We can, if we wish, assume that \([a_{\it ij}]\) is symmetric; in fact, \(g\) is unchanged if we replace \([a_{\it ij}]\) by the symmetric matrix \([b_{\it ij}]\), where \(b_{\it ij} = \frac12 (a_{\it ij}+a_{ji})\), because \(h_ih_j = h_jh_i\) and the sum is over all \(i\) and \(j\).
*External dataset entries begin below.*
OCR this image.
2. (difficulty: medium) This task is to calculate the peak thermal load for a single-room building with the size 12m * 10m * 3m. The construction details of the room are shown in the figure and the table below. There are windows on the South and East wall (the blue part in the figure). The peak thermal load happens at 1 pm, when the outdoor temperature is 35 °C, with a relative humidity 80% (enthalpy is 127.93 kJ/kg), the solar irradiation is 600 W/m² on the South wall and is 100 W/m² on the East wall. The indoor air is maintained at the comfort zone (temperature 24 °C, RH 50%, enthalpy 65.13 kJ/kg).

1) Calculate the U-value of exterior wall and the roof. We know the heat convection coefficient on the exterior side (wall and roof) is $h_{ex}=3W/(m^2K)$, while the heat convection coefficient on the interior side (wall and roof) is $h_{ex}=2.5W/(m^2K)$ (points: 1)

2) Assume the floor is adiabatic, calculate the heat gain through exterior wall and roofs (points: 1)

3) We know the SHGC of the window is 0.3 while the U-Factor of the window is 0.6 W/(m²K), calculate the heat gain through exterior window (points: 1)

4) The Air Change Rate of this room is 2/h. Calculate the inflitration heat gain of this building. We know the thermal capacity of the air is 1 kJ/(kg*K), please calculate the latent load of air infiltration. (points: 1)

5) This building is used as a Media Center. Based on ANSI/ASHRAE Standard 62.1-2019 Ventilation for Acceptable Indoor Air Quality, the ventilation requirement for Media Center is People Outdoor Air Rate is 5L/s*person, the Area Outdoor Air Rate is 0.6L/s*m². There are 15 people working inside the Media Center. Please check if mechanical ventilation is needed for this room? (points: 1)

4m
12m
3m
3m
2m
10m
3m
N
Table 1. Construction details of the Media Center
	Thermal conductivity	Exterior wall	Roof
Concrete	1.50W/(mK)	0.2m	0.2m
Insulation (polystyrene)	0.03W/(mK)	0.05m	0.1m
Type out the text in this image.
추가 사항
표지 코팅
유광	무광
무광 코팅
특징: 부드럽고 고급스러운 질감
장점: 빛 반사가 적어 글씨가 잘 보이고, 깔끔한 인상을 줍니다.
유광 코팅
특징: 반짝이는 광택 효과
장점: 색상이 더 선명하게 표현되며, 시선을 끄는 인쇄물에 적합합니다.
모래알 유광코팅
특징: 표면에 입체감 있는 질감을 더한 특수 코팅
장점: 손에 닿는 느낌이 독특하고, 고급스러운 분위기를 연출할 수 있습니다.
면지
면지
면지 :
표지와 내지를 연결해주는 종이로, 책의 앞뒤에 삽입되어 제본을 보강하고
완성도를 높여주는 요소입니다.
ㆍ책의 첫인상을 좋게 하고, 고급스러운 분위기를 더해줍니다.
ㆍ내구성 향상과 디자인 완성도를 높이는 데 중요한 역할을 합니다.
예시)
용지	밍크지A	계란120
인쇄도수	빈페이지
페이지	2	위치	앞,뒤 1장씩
The quadratic nature of \(g\) is reflected in the identity \[ g(\lambda h_1,\ldots, \lambda h_n) = \lambda^2g(h_1, \ldots, h_n), \] which follows from the definition.
Now we are ready to define Hessian functions (named after Ludwig Otto Hesse, who introduced them in 1844).
Suppose that \(f{:}\,\, U \,{\subset}\, {\mathbb R}^n \,{\to}\, {\mathbb R}\) has second-order continuous deriva- tives \((\partial^2\! f/\) \(\partial x_i\, \partial x_j)({\bf x}_0),\) for \(i,j=1,\ldots, n,\) at a point \({\bf x}_0 \in U\). The Hessian of f at \({\bf x}_0\)} is the quadratic function defined by \begin{eqnarray*} {\it Hf}({\bf x}_0)({\bf h}) &=& \frac{1}{2} \sum_{i,j=1}^n \frac{\partial^2\!f}{\partial x_i\, \partial x_j} ({\bf x}_0) h_ih_j\\ &=& \frac{1}{2}[h_1,\ldots,h_n]\left[ \begin{array}{c@{\quad}c@{\quad}c} \displaystyle\frac{\partial^2{f}}{\partial x_1\,\partial x_1} & \cdots& \displaystyle\frac{\partial^2{f}}{\partial x_1\,\partial x_n}\\ \vdots\\[3pt] \displaystyle\frac{\partial^2{f}}{\partial x_n\,\partial x_1} & \cdots& \displaystyle\frac{\partial^2{f}}{\partial x_n\,\partial x_n}\\[7pt] \end{array}\right]\left[ \begin{array}{c} h_1\\ \vdots\\[2pt] h_n \end{array}\right].\\[-11pt] \end{eqnarray*}
Notice that, by equality of mixed partials, the second-derivative matrix is symmetric.
173
This function is usually used at critical points \({\bf x}_0 \in U\). In this case, \({\bf D}\! f({\bf x}_0) = {\bf 0}\), so the Taylor formula (see Theorem 2, Section 3.3) may be written in the form \[ f({\bf x}_0 + {\bf h}) = f({\bf x}_0) + {\it Hf} ({\bf x}_0)({\bf h}) + R_2({\bf x}_0, {\bf h}). \]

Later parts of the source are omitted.